A near relation of this prudent mother, the banded Argiope, in white furry coat, decorates her symmetrical web from top to bottom with ladders of white silk. Decoration reaches its lowest form in a web described by the same observer, where the cocoons, the precious cradles of the household, are covered with cast-off shells and gauzy wings left from past and gone feasts—whether as "souvenirs" of the occasions, or to disguise the true character of the cocoon, we can only guess, for we have not got at her opinions as yet.

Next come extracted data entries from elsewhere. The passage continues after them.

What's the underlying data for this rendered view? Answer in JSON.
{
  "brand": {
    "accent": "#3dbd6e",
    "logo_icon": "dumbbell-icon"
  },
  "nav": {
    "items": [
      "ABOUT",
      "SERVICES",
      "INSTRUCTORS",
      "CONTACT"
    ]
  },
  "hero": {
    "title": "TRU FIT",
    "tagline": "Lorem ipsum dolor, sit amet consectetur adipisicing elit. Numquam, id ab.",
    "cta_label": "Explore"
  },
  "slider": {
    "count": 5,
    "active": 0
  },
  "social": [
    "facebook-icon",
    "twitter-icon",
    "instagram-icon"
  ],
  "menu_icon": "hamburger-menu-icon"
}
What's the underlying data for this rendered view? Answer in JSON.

Perhaps the most peculiar of the web-makers is figured by Prof. Wilder, who calls the wise little spinner the triangle spider, from the shape of her snare. From the point on a twig which she selects for her resting-place, or roost, as the professor calls it, she stretches a single line a few inches, and from that point spreads four long, widely diverging lines like radii. Having done this, she proceeds to cross these cables with viscid threads like the rounds of a ladder, and, when completed about two thirds the length of the radii, the whole web looks like three distinct ladders, side by side. Everything arranged to her mind, the small architect retires to her post, the single thread from which the whole hangs, and sets her trap by drawing up the slack and holding it in a loop between her feet. In this strained position she remains for hours with the motionless patience of her race. But let a fly touch her web and she is wide awake on the instant. Her trick then is to let the loop she has held go with a snap that jerks the web and is sure to still further complicate the entanglement of the struggling fly. If this is not enough to complete his capture, she repeats the operation several times. Should he not be by this time altogether subdued, she starts down her line, drawing a fresh thread after her, cutting the old ones one after another, and, at last, as the professor says, she gathers the entire net in her hands, and throws it like a blanket over the prey. If this skillful little trapper were not a poor little half-inch-long spider, what a wonderful performance that would seem!

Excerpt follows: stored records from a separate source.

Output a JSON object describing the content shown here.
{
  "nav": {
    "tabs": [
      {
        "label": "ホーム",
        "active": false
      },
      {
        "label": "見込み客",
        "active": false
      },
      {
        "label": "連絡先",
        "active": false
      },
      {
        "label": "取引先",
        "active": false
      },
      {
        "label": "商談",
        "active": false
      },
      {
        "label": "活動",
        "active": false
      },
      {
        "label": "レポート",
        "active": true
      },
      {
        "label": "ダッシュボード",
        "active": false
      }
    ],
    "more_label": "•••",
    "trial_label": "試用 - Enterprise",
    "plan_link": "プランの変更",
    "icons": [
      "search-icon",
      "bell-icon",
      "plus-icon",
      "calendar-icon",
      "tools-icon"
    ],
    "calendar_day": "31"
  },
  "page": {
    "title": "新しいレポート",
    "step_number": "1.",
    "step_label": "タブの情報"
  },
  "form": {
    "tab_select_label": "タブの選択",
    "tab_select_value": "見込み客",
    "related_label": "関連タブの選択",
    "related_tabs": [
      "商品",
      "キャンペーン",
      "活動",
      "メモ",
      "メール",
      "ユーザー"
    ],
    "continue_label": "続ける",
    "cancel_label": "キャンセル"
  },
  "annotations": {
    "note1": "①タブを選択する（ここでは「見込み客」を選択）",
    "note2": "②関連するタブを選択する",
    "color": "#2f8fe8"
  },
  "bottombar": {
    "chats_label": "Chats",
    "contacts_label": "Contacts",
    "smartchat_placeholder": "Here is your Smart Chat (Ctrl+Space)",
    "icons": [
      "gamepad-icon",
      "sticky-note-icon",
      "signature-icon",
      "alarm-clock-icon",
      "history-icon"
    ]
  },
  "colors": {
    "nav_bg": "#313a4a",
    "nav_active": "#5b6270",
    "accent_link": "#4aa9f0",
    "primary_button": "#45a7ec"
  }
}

The triangle spider too is more amiable than some of her family in giving her mate a share of her home. According to our close observer of New Jersey, the little creature, about half the size of his spouse, lives in an upper corner of her web, apparently interested in the fly-catching business merely as a spectator. Whether he ever makes a web, and where he gets his dinners, are still unknown.

Many attempts have been made to compel the "daughter of Arachne" to work in harness, so to speak, and in consideration of food and protection to give up her silken threads for our use, as the silkworm contentedly does. Fortunately for her liberty, she is a personage of so marked individuality that no way has yet been devised competent to overcome her natural inclination to have her own way. Prof. Wilder has given much study to the subject of ways and means, and has, he thinks, perfected a plan by which one of the strong-web spinners (Nephila plumipes) may be trained to weave as well as to eat in our service. By this plan each spinner is to have her own home, a wire ring surrounded by water. She is to be fed with flies, which, alas! are not to reduce the hosts of the air, but to be bred for her, and every day she is to be placed in the stocks and compelled to give up her silk. This plan may possibly be feasible, but the space and the labor required would make the silk so costly that it could not compete with the product of the contented and simple-minded silkworm.

In fact, the spider, like the cat, is a self-reliant being, who will submit to petting, will become perfectly tame, so long as the friendship is reciprocal, but will never be made a slave to serve our whims. Her sturdy independence, her ability to take care of herself and to go where she pleases, were long ago recognized; for doth not the wise man of old say, "The spider taketh hold with her hands, and is in kings' palaces"?